It's tiny bug in SequenceFileRecordReader. A cast to float is needed here
return (in.getPosition() - start) / (end - start);
gives
return (in.getPosition() - start) / (float) (end - start);
As well as assigning start in the constructor:
this.start = split.getStart();
- Espen
(Sorry, about this not being a patch ... windoze ... arg)
Andrzej Bialecki wrote:
Andrzej Bialecki wrote:
Hi all,
Is it just me, or is there something strange with Hadoop since ~0.10
or thereabout .. With older version of Hadoop I would get a nice
often updated progress status for each map task. What I'm seeing now
is that map tasks stay at 0.0% and then finally jump to 100.0% and
finish. Consequently, for jobs with small number of long-running map
tasks, the progress update is very coarse.
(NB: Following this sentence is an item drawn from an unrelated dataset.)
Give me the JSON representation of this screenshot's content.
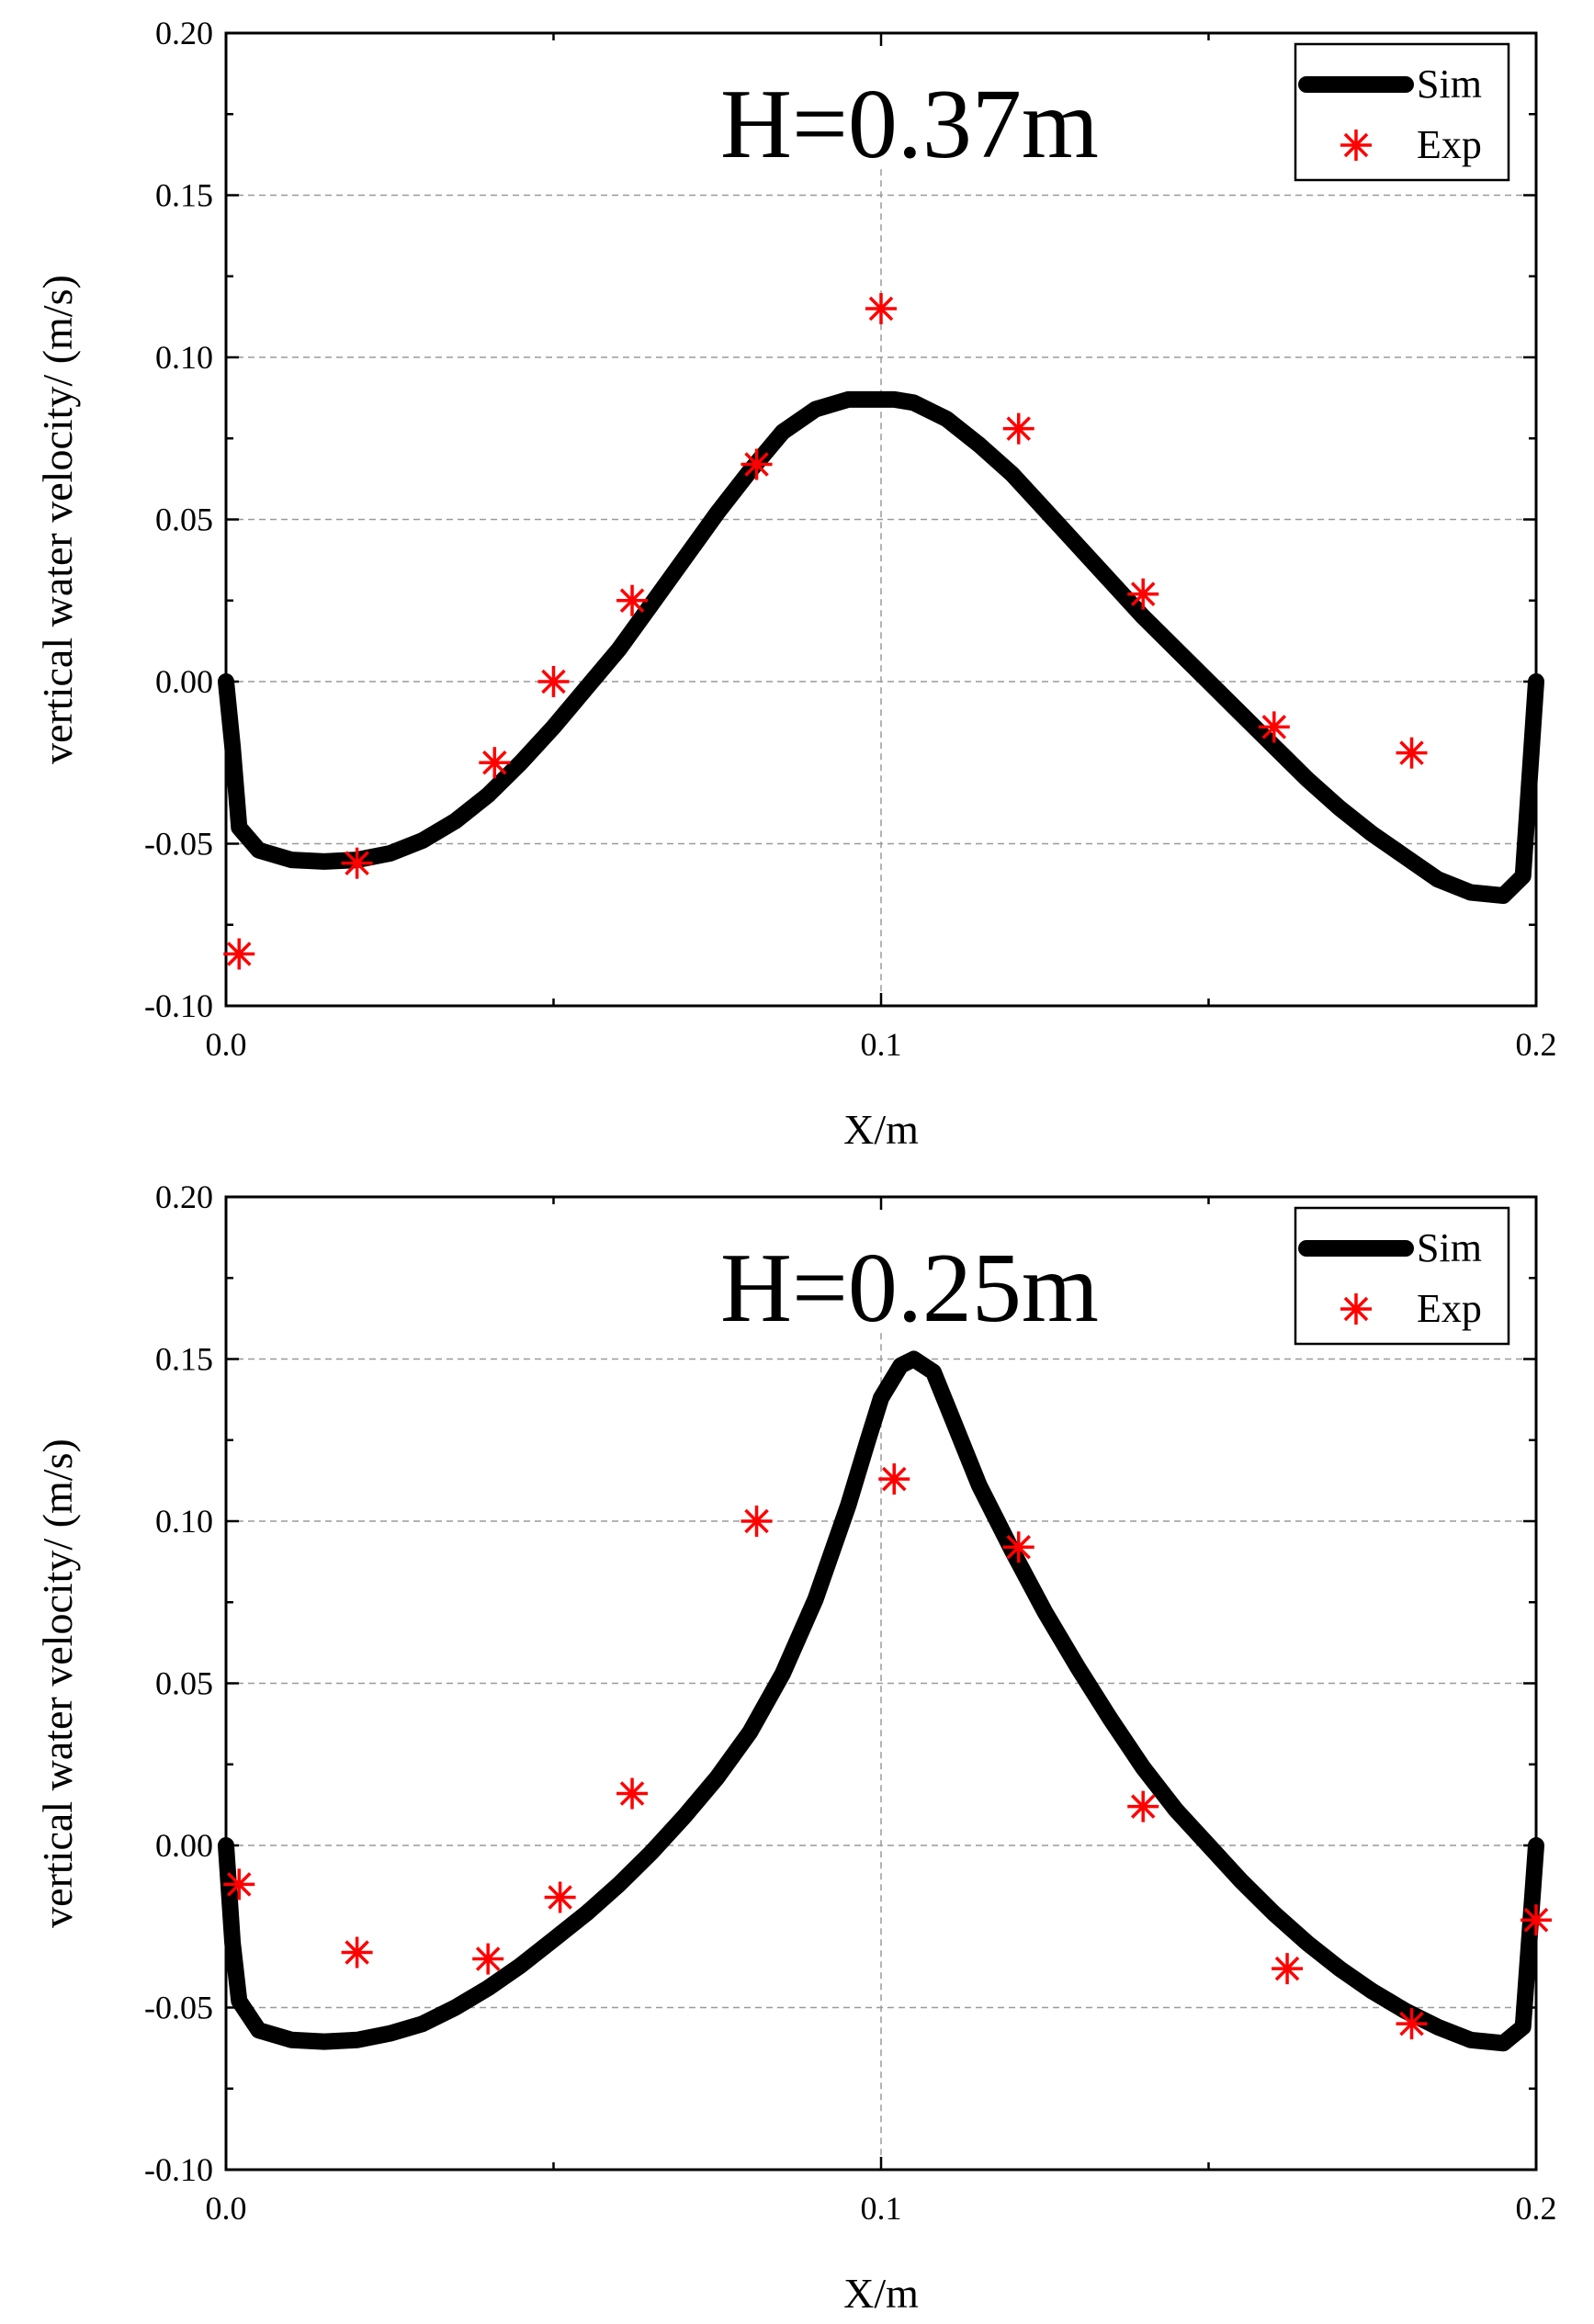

As I understand, this progress meter (in absence of map tasks
explicitly setting the progress) was based on the RecordReader
reporting of how much of the current split has been read. Is this
something that got broken on the way? If not, what's the reason for
this, and how to fix it?
Does anyone have a suggestion about this problem? It's rather
irritating - long-running tasks seem to be stuck at 0%, and only jump
to 100% at the end of the task. This happens with 0.11.2 as well.